Джаред с Мэйджи встали к штурвалу. Но и вдвоем им было трудно удерживать курс. Небо почернело, по-звериному завыл ветер, волны вздымались выше мачты. «Голубка» вновь оказалась во власти разбушевавшейся стихии. Шхуну швыряли волны, трепал ветер — и ее запасу прочности наступил предел.
Не выдержав слишком большой нагрузки, судно стало разваливаться на части. Под ударами волн отломился огромный кусок носа, в трюм хлынула вода, и нос ушел под воду.
«Голубка» кренилась все больше и больше, и Джаред приказал команде покинуть судно. Он вместе с Мэйджи прыгнул в воду.

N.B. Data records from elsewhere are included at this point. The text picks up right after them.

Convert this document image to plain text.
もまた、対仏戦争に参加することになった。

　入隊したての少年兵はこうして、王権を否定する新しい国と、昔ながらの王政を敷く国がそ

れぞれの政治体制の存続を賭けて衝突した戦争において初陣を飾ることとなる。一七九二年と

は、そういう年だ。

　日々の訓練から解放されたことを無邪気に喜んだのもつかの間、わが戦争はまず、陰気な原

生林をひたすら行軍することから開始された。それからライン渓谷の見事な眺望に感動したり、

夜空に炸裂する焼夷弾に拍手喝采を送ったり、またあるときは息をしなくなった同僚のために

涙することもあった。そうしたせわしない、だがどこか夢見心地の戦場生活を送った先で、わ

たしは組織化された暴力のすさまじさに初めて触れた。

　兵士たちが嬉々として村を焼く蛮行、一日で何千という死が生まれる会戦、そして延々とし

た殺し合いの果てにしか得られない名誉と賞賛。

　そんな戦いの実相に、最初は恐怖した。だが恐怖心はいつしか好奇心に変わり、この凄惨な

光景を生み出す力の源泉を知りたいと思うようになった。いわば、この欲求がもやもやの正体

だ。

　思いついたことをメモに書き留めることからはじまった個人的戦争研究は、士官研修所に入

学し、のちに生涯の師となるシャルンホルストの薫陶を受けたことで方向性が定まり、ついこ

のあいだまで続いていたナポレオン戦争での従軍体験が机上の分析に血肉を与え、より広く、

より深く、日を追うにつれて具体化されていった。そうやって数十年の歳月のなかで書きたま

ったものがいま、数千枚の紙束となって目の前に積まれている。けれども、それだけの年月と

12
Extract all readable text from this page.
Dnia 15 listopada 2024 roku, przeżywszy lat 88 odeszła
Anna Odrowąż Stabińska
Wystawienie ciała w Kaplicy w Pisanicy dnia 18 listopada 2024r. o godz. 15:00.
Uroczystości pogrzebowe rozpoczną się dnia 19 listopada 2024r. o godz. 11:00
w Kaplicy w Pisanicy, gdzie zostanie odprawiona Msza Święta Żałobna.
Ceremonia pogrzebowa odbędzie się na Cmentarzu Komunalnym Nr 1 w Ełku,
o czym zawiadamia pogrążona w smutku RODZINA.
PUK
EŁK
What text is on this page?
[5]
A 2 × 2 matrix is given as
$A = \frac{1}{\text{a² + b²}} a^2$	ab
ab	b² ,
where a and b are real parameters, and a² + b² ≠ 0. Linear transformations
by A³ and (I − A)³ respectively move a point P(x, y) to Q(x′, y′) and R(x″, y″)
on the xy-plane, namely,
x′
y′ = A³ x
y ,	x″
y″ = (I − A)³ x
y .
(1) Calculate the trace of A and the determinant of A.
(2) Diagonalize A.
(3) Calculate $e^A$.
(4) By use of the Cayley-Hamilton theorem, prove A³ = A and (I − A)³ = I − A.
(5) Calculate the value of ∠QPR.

Шхуна быстро пошла ко дну.
Мэйджи, уцепившийся за большую доску, оказался в нескольких сотнях ярдов от Джареда, которому удалось найти деревянный ящик и схватиться за него. Волны поднимали Джареда на сотни футов вверх, а потом швыряли в морскую бездну с такой силой, что он почти терял сознание. Вокруг плавали обломки корабля, но никого из людей, кроме Мэйджи, не было видно. Впрочем, Мэйджи тоже вскоре исчез из виду. Джаред остался один в ураганном Атлантическом океане.
Несколько часов спустя шторм утих, и обессиленный Джаред навалился на деревянный ящик, надеясь, что тот его выдержит. В таком положении он и уснул.
Джаред провел в океане четыре дня и четыре ночи. За это время он так и не увидел никого из команды «Голубки». Он совсем изнемог от голода и жажды. Молодой человек не знал, сколько он еще продержится, прежде чем умрет.
На пятый день он увидел судно. Оно прошло бы мимо, но Джаред сорвал с себя рубаху и принялся что было сил размахивать ею. Вахтенный заметил человека за бортом. Джареда на шлюпке доставили на корабль и привели в каюту капитана. От спасших его матросов молодой человек узнал, что судно называется «Мэри Вудли» и направляется из Род-Айленда в Ост-Индию. Для членов только что укомплектованной команды это был их первый рейс на Багамы.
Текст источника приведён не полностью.